Audit Log Management Service events are retrieved using the CF v2 Audit Log API. Access requires a service instance, a service key, and OAuth client credentials. The integration first requests an OAuth access token using the client credentials grant type, then uses the token to retrieve audit log records from the audit log API endpoint.
What is the difference between the central and standard Audit Log Management Service plans?
The central plan is used for global account-level audit events and must be deployed in the EU10 region. The standard plan is used to collect audit events from individual subaccounts. Organizations may need both plans depending on the scope of monitoring required.
Why should service keys and credentials be managed separately?
Each Audit Log Management Service instance has its own service key, OAuth credentials, API endpoint, and token flow. Credentials should not be reused across subaccounts or service plans because each instance represents a separate logging scope and security boundary.
How does the Cybersecurity Extension for SAP support SAP BTP monitoring?
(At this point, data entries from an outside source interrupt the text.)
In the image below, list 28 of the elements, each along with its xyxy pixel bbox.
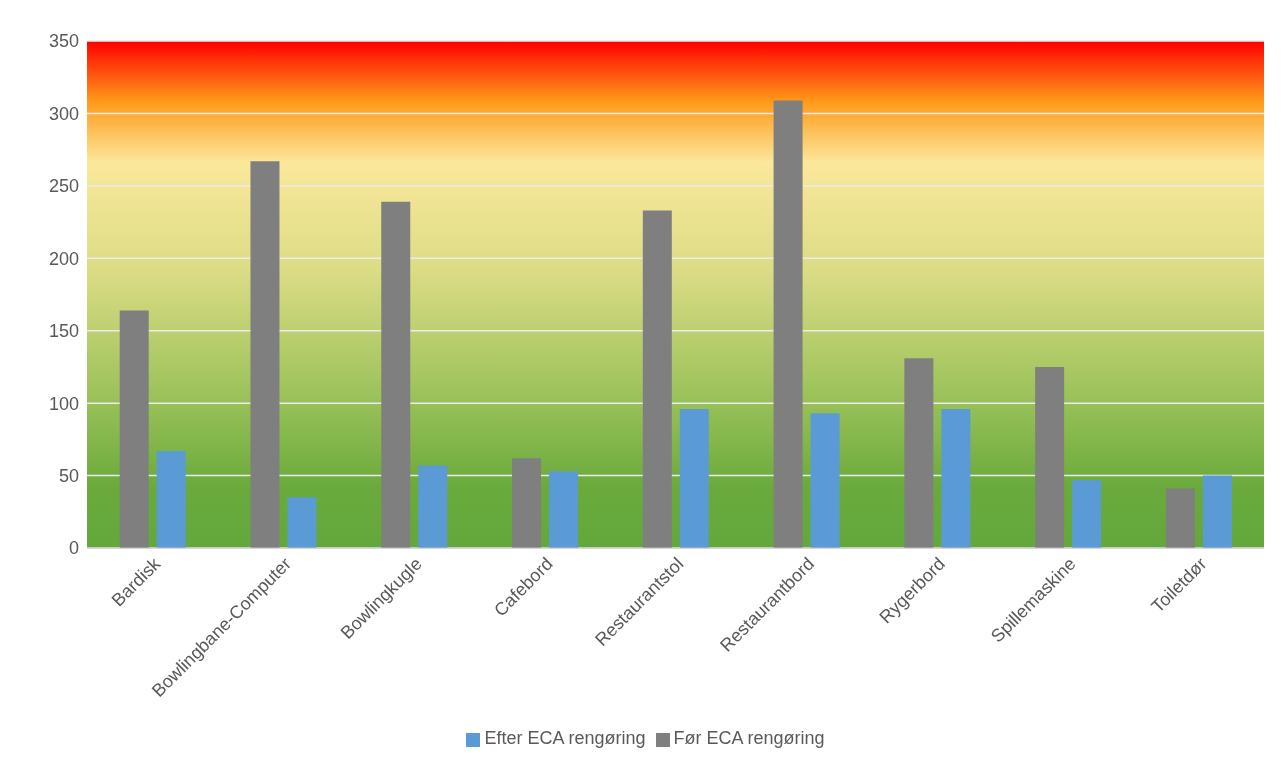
y-tick-label: 50 <box>58 465 79 486</box>
bar <box>773 100 803 548</box>
y-tick-label: 0 <box>68 538 79 559</box>
bar <box>549 471 579 548</box>
legend-label: Før ECA rengøring <box>673 728 825 748</box>
y-tick-label: 200 <box>48 248 79 269</box>
bar <box>418 465 448 548</box>
y-tick-label: 350 <box>48 31 79 52</box>
bar <box>810 413 840 548</box>
bar <box>679 408 709 548</box>
bar <box>250 161 280 548</box>
bar <box>642 210 672 548</box>
bar <box>156 450 186 548</box>
bar <box>904 358 934 548</box>
bar <box>287 497 317 548</box>
bar <box>1202 475 1232 548</box>
bar <box>119 310 149 548</box>
bar <box>941 408 971 548</box>
bar <box>512 458 542 548</box>
bar <box>381 201 411 548</box>
y-tick-label: 300 <box>48 103 79 124</box>
y-tick-label: 250 <box>48 176 79 197</box>
bar <box>1035 366 1065 548</box>
y-tick-label: 150 <box>48 321 79 342</box>
legend-label: Efter ECA rengøring <box>484 728 646 748</box>
bar <box>1072 479 1102 548</box>
y-tick-label: 100 <box>48 393 79 414</box>
bar <box>1165 488 1195 548</box>
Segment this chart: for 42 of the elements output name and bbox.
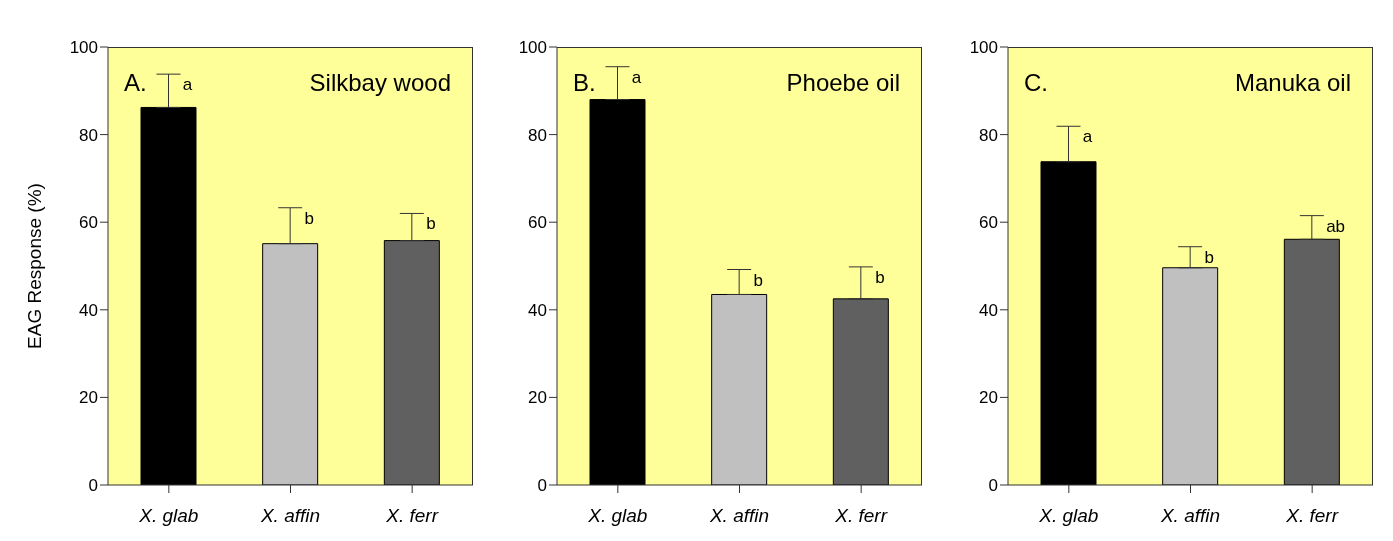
y-tick-label: 60 — [528, 213, 547, 233]
annotation: a — [1082, 127, 1093, 147]
annotation: ab — [1326, 216, 1346, 236]
x-tick-label: X. affin — [259, 505, 321, 527]
y-tick-label: 80 — [979, 125, 998, 145]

The Cybersecurity Extension for SAP integrates with the SAP BTP Audit Log Management Service and Cloud Foundry APIs to centralize security monitoring and alerting. It detects high-value events across identity and access management, authentication, configuration governance, federation and trust settings, service and credential management, Cloud Foundry activity, and platform extensibility.
What types of risks can be detected through SAP BTP security logging?
SAP BTP security logging can help detect privilege escalation, unauthorized configuration changes, identity provider misuse, suspicious authentication activity, service key exposure, changes to trust mappings, risky Cloud Foundry role assignments, and modifications to service brokers or buildpacks that may affect the application supply chain.
What is the main benefit of centralizing SAP BTP security monitoring?
Centralized SAP BTP security monitoring helps organizations move beyond fragmented log collection. By correlating events across accounts, subaccounts, services, and runtime environments, organizations can identify meaningful security incidents faster and support a more policy-driven approach to detection, response, and compliance.